Consumer Mobile Health Application Functional Framework, Release 2
2.0.1 - CI build International flag

Consumer Mobile Health Application Functional Framework, Release 2, published by HL7 International / Mobile Health. This guide is not an authorized publication; it is the continuous build for version 2.0.1 built by the FHIR (HL7® FHIR® Standard) CI Build. This version is based on the current content of https://github.com/HL7/cmhaff-ig/ and changes regularly. See the Directory of published versions

Exemplary Use Cases

As noted in the Introduction, consumer mobile heath apps take many forms, and as such, conformance statements in this standard must allow for variation based on multiple factors, including data sensitivity, the nature of conditions addressed by the app (e.g., wellness, chronic illness), and whether/how app data connect to other data sources. In this section, three archetypal use cases are introduced. While most consumer mobile health apps will not precisely fit any of these models, the models are meant to demonstrate a continuum of issues which may be applied to any app. Use Case A covers the least sensitive example of a health app that collects user information, while Use Case B builds off of Case A with the inclusion of an external system through which personal data is synchronized with the device. Use Case C is the most sophisticated and generates the most requirements. Its description includes examples of the risk factors that should be considered by developers and users. The Conformance Criteria section includes discussion of considerations as to how subsets of conformance criteria can be addressed in different manners, referencing the use cases in this section as a way to provide directional, rather than pinpoint, guidance.

Use Case A: Simple, Standalone

In this use case example a walking app collects data based on how far someone walks, using things such as accelerometers and GPS technology. In this app a consumer can view aspects such as a history of walks taken and summary statistics related to distance walked and estimated calories burned, etc. In this U.S.-based use case the App developer is not a HIPAA-covered 3 entity (CE) such as a healthcare provider, nor is the app a business associate of a CE (such as a hospital or physician). This type of app might be generally available in a mobile app store (e.g., Apple, Android) and downloaded by a consumer/patient for personal use.

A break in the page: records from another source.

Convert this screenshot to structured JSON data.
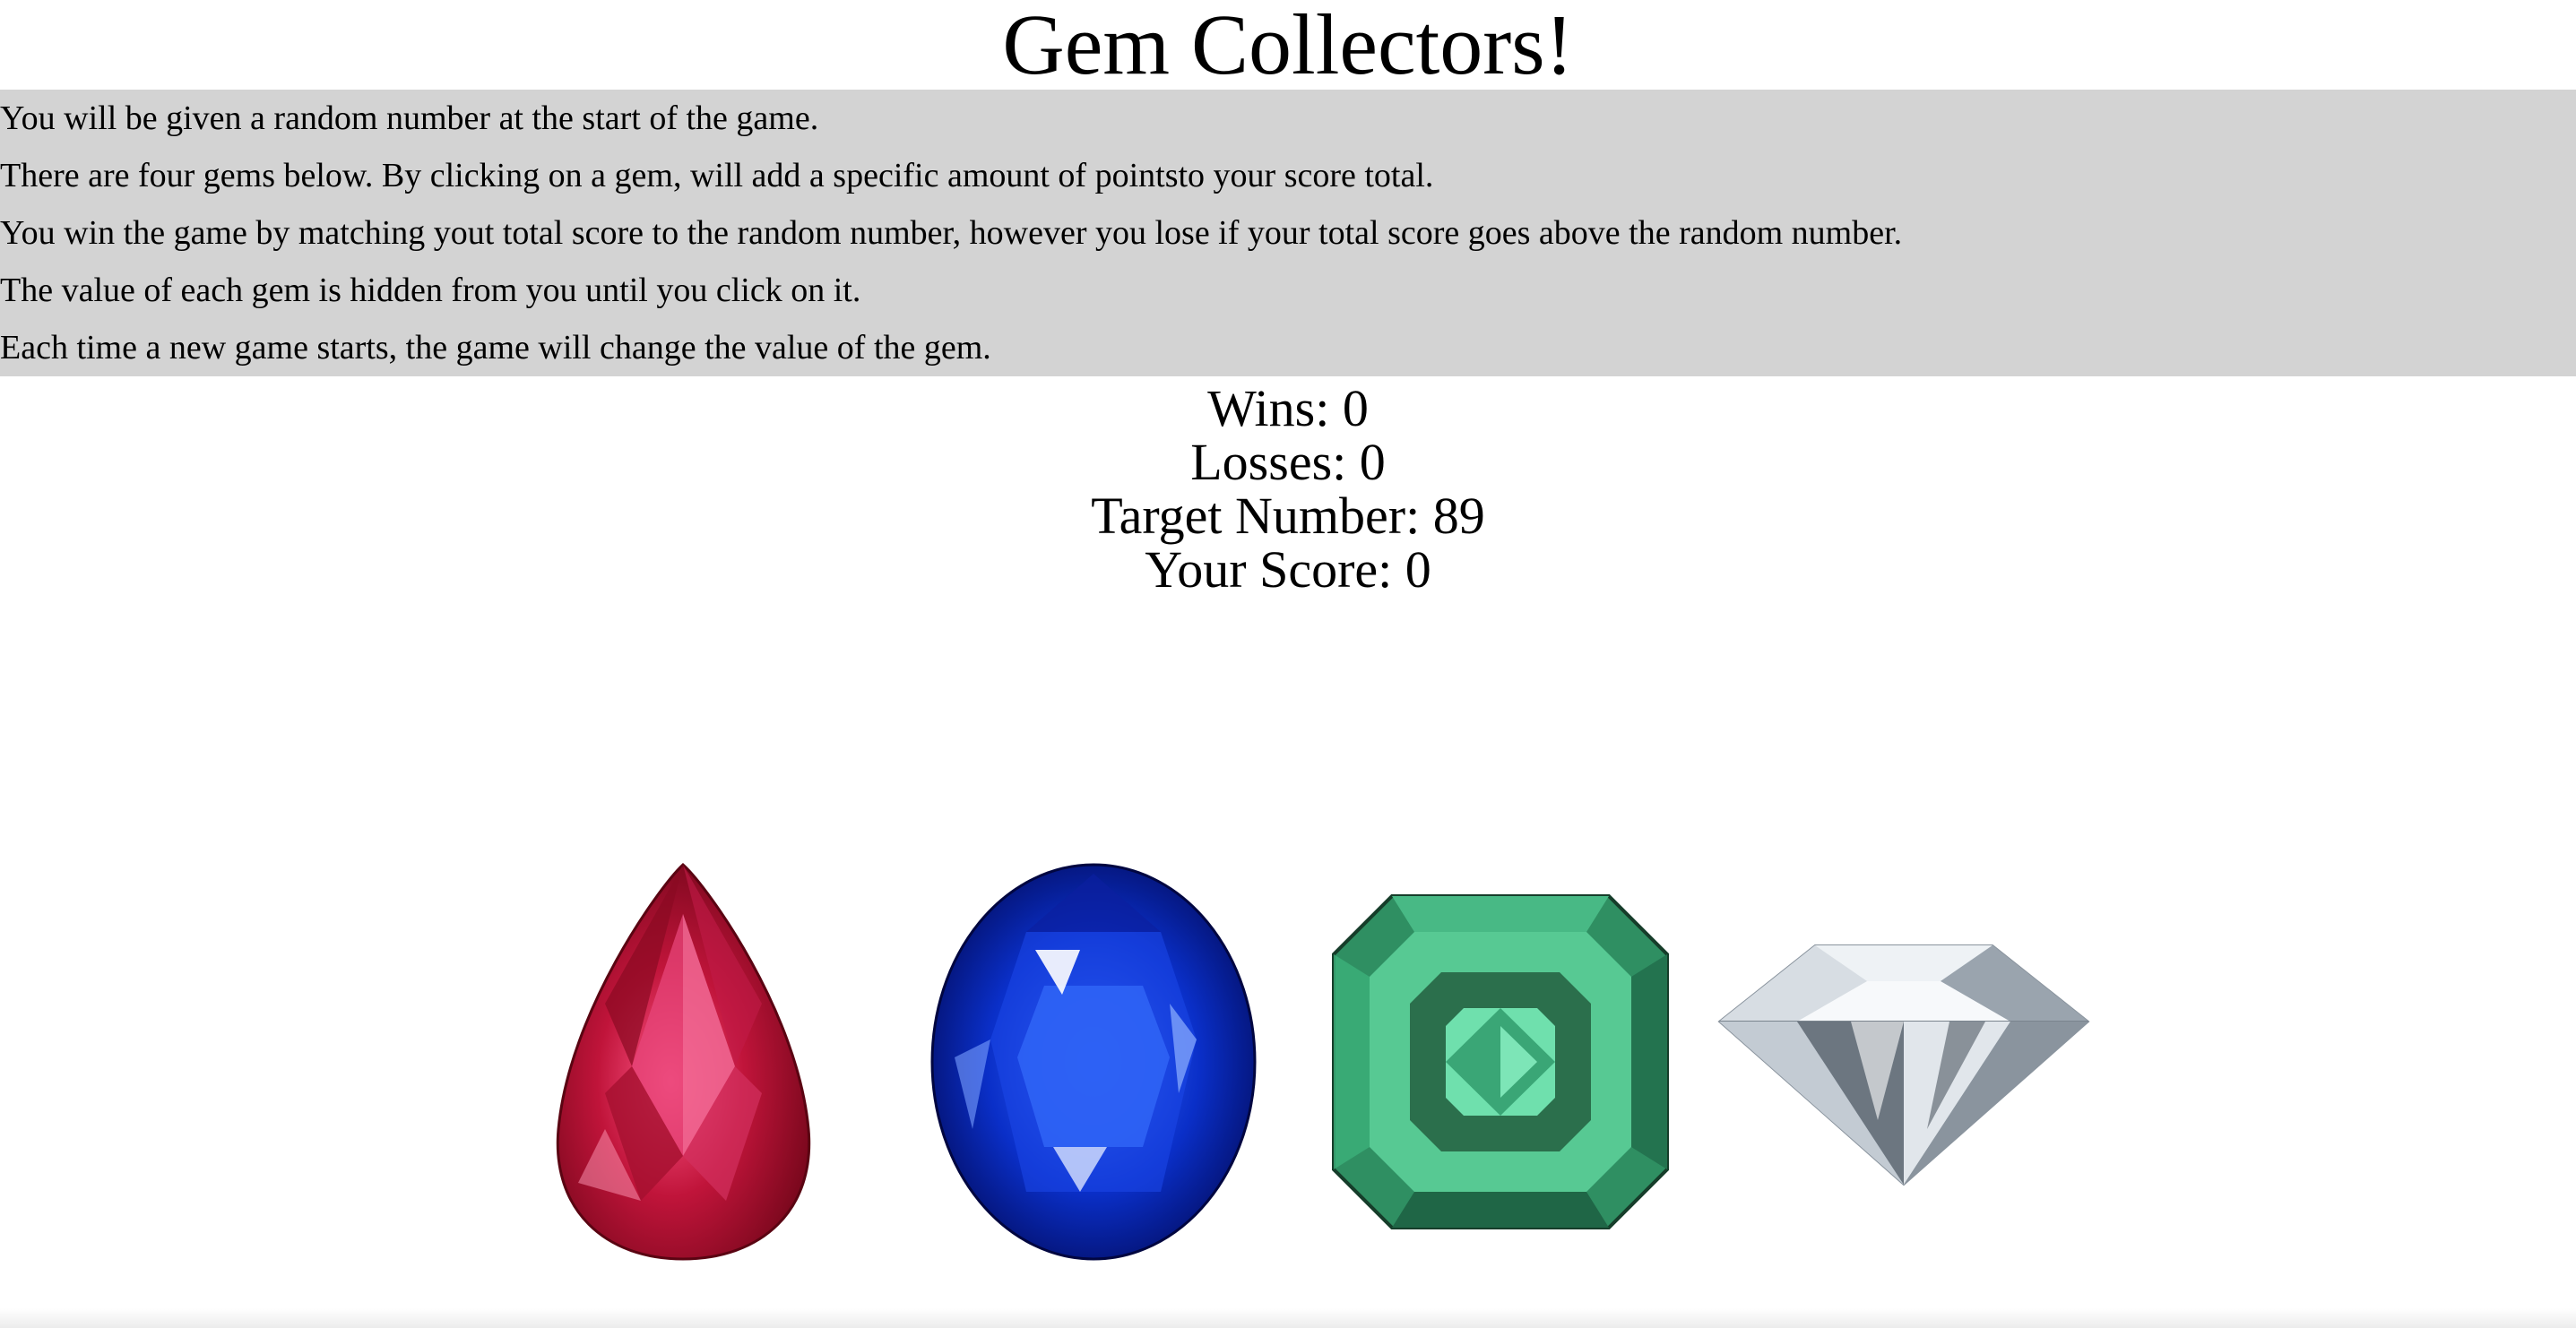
{
  "title": "Gem Collectors!",
  "instructions": [
    "You will be given a random number at the start of the game.",
    "There are four gems below. By clicking on a gem, will add a specific amount of pointsto your score total.",
    "You win the game by matching yout total score to the random number, however you lose if your total score goes above the random number.",
    "The value of each gem is hidden from you until you click on it.",
    "Each time a new game starts, the game will change the value of the gem."
  ],
  "stats": {
    "wins": "Wins: 0",
    "losses": "Losses: 0",
    "target": "Target Number: 89",
    "score": "Your Score: 0"
  },
  "gems": [
    {
      "icon": "ruby-gem-icon",
      "color": "#b01030"
    },
    {
      "icon": "sapphire-gem-icon",
      "color": "#0a2fc8"
    },
    {
      "icon": "emerald-gem-icon",
      "color": "#3cbf84"
    },
    {
      "icon": "diamond-gem-icon",
      "color": "#cfd6de"
    }
  ]
}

Use Case B: Device-Connected Wellness App

In this health app use case a weight management app is used to help consumers to systematically collect weight information, food consumption information and exercise information. Weight can be entered manually, or a consumer can link a wireless scale to the app so that weight is automatically collected when using the scale. Food consumption is entered manually, and the tool estimates calories consumed based on the consumer’s input. Exercise information may be entered manually or collected automatically through integration with a smart watch. The app analyzes all the data and offers warnings and advice (e.g., patient’s unhealthy combination of weight and exercise levels lead to recommendations for diet and exercise changes). In the U.S., these types of apps, depending on their use and context could fall under FDA guidelines for Software as a Medical Device (SaMD) 1 designation, but if the health app is generally providing low-risk health lifestyle recommendations, then it would not be interpreted as a SaMD 2 . In this example, the app has an ability to download weight, activity, and food consumption information into a patient-managed personal health record (PHR) system through a published API. In the US Realm, the App developer is not a HIPAA entity, but an app developer may enter into a HIPAA business associate agreement with a covered entity and be offered to patients through an approved app store or EHR- based integration.

Use Case C: EHR-Integrated Disease Management App

In this use case we provide the example of a diabetes management app that allows a consumer to collect blood sugar readings through a Bluetooth-enabled glucometer. A healthcare provider prescribes the app to enable the patient’s blood sugar to be captured through devices, rather than relying on manual entry by the patient, and to electronically transmit the readings to the patient’s physician, rather than using paper or FAX. Activity data are collected through an activity tracker, and a consumer can open the app to record meals and snacks to enable estimates of caloric consumption. This type of Collected data is automatically “pushed” to a third-party cloud-based platform. The patient is aware of the cloud, though not familiar in detail with how data are protected in transit or storage. When a consumer views information in the app, which shows daily glucometer readings and related information, this information is “pulled” in but does not persist on the smartphone when the app is closed. It is also possible for the consumer to directly enter blood sugar readings (e.g., if Bluetooth connection is not working). From the cloud platform, consumer information is “pushed” to a provider’s Electronic Health Record (EHR), where it is accepted as Patient Generated Health Data (PGHD), according to the preferences of the patient and the policies of the provider. From the EHR, a physician can define logic to assess blood sugar readings such that the consumer is alerted through the app when a measurement is out of range or when a set number of high or low readings are noted within a prescribed period of time.